Первое предложение капитан встретил чертыханьем и руганью, второе - привело бы к рукоприкладству, не успей Грязнуля вовремя вмешаться.
Старый корабль заскрипел, приподнявшись на волнах.
- Не пришло ли время для губной гармошки, кэп?
Капитан, казалось, был погружен в свои мысли. Губная гармошка упала на пол, издав жалобный писк.
- Осторожней, кэп! Вот, я подниму ее для Вас.
- Это конец, Грязнуля... - задумчиво произнес капитан. - Самый начало конца. Об этом говорить старина Бизер... первый раз... первый раз, когда брать леди на борт.
- Вы иметь в виду ту девчонку - ту Кэтти-эйн? - удивился Грязнуля. - Но Бизер ничего про нее не говорил, кэп. Бизер, он ведь давно умер - о, Вы были тогда еще мальчишкой.
Грязнуле казалось, что с тех пор прошла целая жизнь. Так оно и было. Капитан вновь застучал по полу деревянной ногой, в этот раз будто выбивая барабанную дробь перед казнью.
- То и быть начало. А скоро пора быть конец.
Хватит уже стучать. Пожалуйста, хватит стучать.

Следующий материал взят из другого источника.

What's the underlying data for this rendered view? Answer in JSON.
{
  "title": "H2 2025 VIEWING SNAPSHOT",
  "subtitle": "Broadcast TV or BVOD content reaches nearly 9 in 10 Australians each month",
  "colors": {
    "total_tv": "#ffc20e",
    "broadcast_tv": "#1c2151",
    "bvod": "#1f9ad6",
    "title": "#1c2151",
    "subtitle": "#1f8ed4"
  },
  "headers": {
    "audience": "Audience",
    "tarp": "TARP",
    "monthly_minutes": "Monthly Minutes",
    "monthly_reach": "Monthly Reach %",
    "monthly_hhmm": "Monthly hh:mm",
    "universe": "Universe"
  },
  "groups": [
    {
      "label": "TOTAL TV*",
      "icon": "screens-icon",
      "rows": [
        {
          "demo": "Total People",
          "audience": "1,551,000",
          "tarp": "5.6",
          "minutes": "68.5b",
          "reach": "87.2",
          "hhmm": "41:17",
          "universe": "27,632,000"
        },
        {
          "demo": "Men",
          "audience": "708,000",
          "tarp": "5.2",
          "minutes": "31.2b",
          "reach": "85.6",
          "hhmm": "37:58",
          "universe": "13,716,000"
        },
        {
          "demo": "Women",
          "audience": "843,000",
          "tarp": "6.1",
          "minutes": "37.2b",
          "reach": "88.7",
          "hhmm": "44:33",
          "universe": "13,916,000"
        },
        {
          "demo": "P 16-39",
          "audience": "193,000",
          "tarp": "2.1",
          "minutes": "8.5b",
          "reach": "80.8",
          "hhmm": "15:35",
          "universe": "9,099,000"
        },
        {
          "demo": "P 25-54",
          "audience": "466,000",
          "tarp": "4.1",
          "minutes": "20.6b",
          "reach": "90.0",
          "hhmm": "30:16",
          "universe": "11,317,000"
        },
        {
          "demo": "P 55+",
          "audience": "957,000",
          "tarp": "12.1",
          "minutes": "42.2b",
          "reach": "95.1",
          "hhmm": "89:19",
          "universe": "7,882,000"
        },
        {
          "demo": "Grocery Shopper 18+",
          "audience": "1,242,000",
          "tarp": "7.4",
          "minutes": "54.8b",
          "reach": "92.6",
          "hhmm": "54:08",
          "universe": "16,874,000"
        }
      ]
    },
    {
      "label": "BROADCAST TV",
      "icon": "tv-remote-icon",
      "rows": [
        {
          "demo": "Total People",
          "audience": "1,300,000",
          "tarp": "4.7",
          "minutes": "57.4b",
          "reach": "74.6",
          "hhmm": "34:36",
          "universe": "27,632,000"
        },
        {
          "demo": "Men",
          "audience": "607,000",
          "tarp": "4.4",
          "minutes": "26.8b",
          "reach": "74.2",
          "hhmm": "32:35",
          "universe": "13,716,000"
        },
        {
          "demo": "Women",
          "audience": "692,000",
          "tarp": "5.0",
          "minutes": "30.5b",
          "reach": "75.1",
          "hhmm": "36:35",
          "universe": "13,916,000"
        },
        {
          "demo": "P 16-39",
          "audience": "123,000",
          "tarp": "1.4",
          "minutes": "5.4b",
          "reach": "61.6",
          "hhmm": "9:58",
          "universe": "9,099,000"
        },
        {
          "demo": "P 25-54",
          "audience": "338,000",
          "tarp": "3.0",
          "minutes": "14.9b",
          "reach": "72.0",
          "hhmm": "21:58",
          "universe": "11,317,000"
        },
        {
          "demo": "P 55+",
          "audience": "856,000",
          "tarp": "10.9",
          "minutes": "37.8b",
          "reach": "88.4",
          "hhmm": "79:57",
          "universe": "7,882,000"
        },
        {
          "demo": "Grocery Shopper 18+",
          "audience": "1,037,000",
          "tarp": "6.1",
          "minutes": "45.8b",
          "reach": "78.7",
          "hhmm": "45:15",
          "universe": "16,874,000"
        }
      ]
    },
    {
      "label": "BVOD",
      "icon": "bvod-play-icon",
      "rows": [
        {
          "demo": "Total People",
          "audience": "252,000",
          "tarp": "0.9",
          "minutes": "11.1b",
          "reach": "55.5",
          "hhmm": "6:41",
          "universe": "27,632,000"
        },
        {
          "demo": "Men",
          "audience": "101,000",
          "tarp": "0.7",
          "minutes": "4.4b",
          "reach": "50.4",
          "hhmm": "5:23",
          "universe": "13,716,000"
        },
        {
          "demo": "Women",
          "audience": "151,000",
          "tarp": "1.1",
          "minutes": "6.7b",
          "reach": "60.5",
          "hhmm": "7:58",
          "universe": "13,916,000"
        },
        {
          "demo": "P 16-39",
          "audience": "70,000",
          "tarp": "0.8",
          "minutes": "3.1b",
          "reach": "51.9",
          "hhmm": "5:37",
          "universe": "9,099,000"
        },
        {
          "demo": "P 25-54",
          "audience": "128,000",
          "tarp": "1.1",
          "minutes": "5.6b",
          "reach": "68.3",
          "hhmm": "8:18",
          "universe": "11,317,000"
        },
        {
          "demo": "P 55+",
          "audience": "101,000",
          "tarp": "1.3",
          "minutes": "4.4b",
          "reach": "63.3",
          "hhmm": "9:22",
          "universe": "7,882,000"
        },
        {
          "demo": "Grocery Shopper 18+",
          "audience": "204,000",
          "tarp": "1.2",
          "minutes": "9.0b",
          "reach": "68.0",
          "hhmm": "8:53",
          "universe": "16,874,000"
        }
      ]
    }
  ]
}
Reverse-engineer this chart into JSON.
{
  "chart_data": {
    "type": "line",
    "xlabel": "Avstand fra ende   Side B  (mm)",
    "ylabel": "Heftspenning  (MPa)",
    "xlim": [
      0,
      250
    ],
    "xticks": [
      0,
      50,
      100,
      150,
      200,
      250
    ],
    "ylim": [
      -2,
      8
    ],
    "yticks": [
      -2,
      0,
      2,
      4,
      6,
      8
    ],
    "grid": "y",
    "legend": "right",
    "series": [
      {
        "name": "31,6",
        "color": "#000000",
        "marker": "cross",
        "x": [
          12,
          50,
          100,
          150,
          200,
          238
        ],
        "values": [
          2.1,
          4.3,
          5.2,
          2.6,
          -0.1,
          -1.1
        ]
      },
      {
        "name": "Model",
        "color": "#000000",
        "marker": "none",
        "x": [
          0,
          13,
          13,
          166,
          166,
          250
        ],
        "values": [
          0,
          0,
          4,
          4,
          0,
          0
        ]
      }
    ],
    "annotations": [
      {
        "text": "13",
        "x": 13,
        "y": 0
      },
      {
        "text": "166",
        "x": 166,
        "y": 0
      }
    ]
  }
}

- Конец чего? Что Вы имеете в виду, кэп? Почему конец, ведь это только начало!
Грязнуля посмотрел по сторонам, схватил губную гармошку. От резкого фальшивого аккорда взбесившаяся Буби поскакала по стенам.
- Ну, как бишь там?
Слитки золота с печатью герба!
Как ярко вы сиять в конце в моих руках...
Сокровища, кэп! Подумайте о сокровищах!
- Сокровища... - Капитан моргнул. - Да, сокровища.
Грязнуля продолжил бы петь, но капитан отвесил ему шлепок и отобрал гармошку.
- Давай-ка сюда, мальчишка! Каковой тебе обращаться с тончайший музыкальным инструмент, отвечай-ка, когда башка твой кружиться от Сладкая Ладошка и ее пять дочерьми?